Au cas où Poutine ne serait pas satisfait de la politique de Khamenei, notamment si ses menaces visant la destruction d’Israël étaient accompagnées de préparatifs hostiles, rien ne serait plus facile aux Russes que de  rendre le système inopérant ou d’en confier les contremesures à leur nouvel allié. La simple hypothèse selon laquelle elle pourrait se retrouver démunie comme un ver face à une offensive aérienne des Hébreux a de quoi calmer sérieusement la faconde de la junte théocratique persane. Elle est aussi à même de soumettre les Ayatollahs à la volonté des Russes, du genre : si vous faites les andouilles, ou si vous préférez les Airbus aux Tupolev ou les BMW bi turbo aux Lada GT, on vous laisse vous débrouiller sans S-300 avec les Juifs. Ce qui démontre que la coordination Poutine-Bibi est pour l’instant un win-win.

 

Le rapprochement Israël-Russie est sans doute dû au travail du nouveau ministre de la Défense Yvette Lieberman, le relai de Poutine et son homme de confiance russophone au sein du gouvernement hébreu.
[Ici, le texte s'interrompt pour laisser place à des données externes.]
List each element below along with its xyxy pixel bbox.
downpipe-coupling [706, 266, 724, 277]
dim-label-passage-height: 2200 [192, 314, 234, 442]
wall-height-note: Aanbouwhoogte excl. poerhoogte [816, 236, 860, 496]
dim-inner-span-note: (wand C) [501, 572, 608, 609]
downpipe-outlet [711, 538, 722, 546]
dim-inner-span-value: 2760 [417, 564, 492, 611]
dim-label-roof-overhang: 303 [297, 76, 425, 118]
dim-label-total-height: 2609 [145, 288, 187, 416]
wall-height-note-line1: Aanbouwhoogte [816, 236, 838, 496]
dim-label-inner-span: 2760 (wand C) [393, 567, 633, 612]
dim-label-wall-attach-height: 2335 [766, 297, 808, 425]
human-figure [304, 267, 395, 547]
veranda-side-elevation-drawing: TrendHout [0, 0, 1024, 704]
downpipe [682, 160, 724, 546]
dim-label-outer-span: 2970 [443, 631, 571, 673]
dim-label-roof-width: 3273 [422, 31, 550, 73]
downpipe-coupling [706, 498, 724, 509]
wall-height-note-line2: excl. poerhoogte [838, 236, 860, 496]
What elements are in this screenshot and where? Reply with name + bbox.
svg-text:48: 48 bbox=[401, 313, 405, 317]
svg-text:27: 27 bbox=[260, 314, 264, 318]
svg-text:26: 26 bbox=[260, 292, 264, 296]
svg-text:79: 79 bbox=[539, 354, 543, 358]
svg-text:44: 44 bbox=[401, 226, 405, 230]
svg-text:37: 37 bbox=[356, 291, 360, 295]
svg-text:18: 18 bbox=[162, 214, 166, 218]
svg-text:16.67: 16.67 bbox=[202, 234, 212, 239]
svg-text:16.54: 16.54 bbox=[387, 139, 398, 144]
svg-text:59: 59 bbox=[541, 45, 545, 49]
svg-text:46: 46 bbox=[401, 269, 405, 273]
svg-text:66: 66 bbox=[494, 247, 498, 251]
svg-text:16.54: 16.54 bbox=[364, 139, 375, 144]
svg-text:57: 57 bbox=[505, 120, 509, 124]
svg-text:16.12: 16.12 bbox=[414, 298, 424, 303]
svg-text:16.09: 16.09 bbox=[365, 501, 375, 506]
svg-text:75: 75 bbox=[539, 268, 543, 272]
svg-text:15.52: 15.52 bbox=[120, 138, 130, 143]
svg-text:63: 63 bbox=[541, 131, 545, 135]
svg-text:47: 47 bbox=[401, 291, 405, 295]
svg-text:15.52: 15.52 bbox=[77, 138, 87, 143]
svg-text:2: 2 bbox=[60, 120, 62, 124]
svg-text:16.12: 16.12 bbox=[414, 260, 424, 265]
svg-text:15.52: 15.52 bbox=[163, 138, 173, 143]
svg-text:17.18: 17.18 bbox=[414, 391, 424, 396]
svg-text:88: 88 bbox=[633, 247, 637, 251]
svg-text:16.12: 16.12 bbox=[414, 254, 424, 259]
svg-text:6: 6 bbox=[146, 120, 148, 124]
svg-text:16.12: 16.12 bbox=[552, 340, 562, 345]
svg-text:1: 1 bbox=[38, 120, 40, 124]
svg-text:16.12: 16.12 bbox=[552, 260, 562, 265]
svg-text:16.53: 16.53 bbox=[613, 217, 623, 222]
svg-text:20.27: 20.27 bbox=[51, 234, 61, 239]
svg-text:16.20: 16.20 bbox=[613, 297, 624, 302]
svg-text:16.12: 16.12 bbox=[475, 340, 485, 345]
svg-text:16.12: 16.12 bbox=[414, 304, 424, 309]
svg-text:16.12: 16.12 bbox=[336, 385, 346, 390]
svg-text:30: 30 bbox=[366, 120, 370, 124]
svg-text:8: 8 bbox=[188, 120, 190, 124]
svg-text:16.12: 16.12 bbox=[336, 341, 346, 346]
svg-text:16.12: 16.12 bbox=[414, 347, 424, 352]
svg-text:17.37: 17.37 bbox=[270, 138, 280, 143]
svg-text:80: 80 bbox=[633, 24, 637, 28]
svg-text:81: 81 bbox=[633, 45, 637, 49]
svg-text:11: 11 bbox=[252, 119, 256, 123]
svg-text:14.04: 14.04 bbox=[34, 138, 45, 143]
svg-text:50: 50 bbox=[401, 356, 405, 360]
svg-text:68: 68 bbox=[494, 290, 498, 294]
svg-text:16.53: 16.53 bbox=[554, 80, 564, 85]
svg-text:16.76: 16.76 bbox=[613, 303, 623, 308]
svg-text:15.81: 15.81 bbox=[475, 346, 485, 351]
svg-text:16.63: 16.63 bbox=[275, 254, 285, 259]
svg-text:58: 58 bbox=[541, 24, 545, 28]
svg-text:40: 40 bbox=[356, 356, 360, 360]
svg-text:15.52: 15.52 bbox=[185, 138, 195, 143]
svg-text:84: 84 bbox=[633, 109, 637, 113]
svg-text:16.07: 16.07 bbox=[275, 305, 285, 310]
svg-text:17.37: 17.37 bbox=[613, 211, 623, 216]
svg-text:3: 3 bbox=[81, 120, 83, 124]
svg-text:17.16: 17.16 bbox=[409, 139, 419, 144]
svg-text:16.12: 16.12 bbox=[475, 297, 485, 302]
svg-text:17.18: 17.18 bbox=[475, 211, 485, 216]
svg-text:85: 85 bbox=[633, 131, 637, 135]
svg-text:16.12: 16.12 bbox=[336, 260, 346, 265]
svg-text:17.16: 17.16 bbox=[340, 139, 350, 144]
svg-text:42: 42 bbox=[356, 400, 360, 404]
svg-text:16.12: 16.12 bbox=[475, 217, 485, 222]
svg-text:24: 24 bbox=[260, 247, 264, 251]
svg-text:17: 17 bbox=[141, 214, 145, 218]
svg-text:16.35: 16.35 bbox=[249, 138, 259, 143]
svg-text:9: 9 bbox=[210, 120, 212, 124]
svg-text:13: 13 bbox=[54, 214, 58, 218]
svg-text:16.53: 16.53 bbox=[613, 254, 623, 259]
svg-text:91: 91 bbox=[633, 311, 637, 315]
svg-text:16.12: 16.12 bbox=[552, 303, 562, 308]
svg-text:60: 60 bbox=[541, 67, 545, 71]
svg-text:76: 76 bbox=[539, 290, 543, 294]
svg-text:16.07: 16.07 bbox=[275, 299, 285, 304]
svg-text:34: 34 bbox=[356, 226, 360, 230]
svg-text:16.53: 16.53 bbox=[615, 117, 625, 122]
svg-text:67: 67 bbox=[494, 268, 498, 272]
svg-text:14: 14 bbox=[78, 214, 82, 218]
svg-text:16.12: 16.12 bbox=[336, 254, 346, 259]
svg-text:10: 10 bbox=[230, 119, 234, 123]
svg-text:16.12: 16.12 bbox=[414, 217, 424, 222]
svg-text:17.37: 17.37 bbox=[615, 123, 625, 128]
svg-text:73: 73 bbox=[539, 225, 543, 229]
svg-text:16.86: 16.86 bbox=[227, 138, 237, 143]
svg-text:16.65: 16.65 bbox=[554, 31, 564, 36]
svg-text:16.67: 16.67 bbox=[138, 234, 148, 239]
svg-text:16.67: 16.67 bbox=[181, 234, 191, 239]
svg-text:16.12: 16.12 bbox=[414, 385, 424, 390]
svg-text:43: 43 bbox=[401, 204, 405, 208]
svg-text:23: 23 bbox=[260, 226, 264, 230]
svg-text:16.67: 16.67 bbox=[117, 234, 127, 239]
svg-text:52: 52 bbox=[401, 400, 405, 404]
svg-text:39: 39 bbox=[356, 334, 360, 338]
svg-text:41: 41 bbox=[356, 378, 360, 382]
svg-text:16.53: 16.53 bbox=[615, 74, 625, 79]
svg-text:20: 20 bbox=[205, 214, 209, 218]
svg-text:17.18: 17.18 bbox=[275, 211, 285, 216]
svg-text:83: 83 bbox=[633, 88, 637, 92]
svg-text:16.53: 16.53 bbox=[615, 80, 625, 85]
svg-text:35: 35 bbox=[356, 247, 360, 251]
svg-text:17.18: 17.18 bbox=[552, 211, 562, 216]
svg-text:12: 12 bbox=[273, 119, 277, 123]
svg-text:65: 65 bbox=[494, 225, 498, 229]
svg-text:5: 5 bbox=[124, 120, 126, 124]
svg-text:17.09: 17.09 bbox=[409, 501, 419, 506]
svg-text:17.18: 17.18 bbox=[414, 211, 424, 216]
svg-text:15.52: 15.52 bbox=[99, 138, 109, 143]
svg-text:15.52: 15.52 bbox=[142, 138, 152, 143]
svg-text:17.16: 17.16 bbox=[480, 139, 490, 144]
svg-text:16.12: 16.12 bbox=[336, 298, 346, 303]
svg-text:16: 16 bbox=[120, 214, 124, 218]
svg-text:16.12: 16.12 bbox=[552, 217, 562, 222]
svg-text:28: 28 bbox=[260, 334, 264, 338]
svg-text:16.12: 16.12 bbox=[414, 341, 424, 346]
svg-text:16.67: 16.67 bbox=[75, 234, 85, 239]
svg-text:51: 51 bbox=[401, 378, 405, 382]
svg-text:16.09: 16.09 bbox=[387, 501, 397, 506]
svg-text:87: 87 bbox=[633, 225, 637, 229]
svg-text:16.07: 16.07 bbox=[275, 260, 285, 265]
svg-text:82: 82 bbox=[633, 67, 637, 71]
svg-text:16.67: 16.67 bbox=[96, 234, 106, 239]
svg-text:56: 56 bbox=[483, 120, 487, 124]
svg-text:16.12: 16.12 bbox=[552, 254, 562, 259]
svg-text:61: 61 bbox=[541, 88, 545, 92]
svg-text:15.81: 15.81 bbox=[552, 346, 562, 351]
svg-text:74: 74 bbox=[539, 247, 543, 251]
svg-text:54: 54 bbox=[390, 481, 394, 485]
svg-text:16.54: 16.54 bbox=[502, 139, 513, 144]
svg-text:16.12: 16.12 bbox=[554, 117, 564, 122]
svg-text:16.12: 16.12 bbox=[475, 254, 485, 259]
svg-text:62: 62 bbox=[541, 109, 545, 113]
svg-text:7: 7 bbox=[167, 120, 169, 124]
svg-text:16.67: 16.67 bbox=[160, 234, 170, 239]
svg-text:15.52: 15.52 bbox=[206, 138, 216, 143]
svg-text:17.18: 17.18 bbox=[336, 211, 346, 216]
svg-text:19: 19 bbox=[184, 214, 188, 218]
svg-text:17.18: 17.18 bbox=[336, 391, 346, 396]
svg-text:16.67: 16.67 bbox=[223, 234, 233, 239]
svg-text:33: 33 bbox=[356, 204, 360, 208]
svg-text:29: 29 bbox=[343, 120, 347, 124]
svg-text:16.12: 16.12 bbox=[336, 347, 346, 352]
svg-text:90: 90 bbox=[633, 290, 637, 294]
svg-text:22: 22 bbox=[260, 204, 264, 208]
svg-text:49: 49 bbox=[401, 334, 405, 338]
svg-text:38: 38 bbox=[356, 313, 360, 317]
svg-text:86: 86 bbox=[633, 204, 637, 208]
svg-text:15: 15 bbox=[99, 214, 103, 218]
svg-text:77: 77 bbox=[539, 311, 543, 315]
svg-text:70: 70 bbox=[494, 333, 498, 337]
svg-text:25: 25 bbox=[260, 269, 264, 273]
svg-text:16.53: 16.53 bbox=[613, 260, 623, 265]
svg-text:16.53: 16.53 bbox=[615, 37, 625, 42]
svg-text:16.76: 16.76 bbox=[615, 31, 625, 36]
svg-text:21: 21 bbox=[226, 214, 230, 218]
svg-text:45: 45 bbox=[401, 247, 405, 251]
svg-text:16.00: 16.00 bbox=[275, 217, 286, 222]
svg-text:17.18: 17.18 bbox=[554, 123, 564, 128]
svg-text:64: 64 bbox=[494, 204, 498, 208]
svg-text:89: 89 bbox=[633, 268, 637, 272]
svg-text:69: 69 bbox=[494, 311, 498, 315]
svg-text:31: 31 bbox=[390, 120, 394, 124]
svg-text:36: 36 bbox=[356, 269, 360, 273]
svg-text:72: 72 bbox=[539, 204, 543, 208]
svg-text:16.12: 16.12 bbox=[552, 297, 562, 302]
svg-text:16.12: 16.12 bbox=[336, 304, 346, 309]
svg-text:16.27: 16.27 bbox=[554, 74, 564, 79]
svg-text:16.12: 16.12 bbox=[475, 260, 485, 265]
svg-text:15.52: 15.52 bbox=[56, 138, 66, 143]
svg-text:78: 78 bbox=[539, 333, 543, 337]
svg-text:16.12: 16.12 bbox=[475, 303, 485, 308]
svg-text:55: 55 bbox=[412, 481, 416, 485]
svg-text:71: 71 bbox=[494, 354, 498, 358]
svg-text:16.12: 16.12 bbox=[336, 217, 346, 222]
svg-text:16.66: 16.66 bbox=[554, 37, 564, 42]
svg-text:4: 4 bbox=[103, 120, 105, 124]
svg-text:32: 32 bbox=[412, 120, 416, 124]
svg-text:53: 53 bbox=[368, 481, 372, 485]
Et si l’attaque aérienne sur Homs a réellement eu lieu, c’est Lieberman, évidemment, qui l’a ordonnée. Tiens, tiens, comme les choses se recoupent !

 

Il est midi trente à Métula, et les survols des F-15 et des F-16 en direction du Liban, qui ont duré plus de trois heures à un jet de missile de Damas, viennent seulement de cesser. A la rédaction, on se demande si Lieberman ne s’inspire pas aussi de la manière d’agir de Poutine.

 

A Moscou, Netanyahu, reçu en grande pompe, dépose une couronne sur le tombeau du soldat inconnu aux airs de la Tikva [l’espoir, l’hymne national israélien], impeccablement interprété par l’orchestre de l’Armée, qui défile en rangs serrés, sabre au clair, devant le dirigeant israélien.

 

Poutine n’a pas envoyé Lavrov à Paris pour assister à la pathétique conférence française dont la finalité consiste à imposer une solution non-négociée à Jérusalem dans son différend avec les Palestiniens. Il ne tarit pas d’éloges pour Israël et a même proposé qu’il intègre l’organisation militaire dirigée par Moscou qui est le pendant de l’OTAN.

 

A Téhéran, Washington, Damas, Paris, Ramallah et Ankara, on fait la grimace face à une situation qui leur échappe.

 

Mais l’essentiel, pour le moment, c’est ce qui se déroule sur le terrain, et en particulier la redistribution des équilibres stratégiques dans la région. Et si cela contribue à la sécurité d’Israël et si cela entraîne un large sourire à Riad, au Caire, à Erbil et à Kobané, c’est clairement plus important.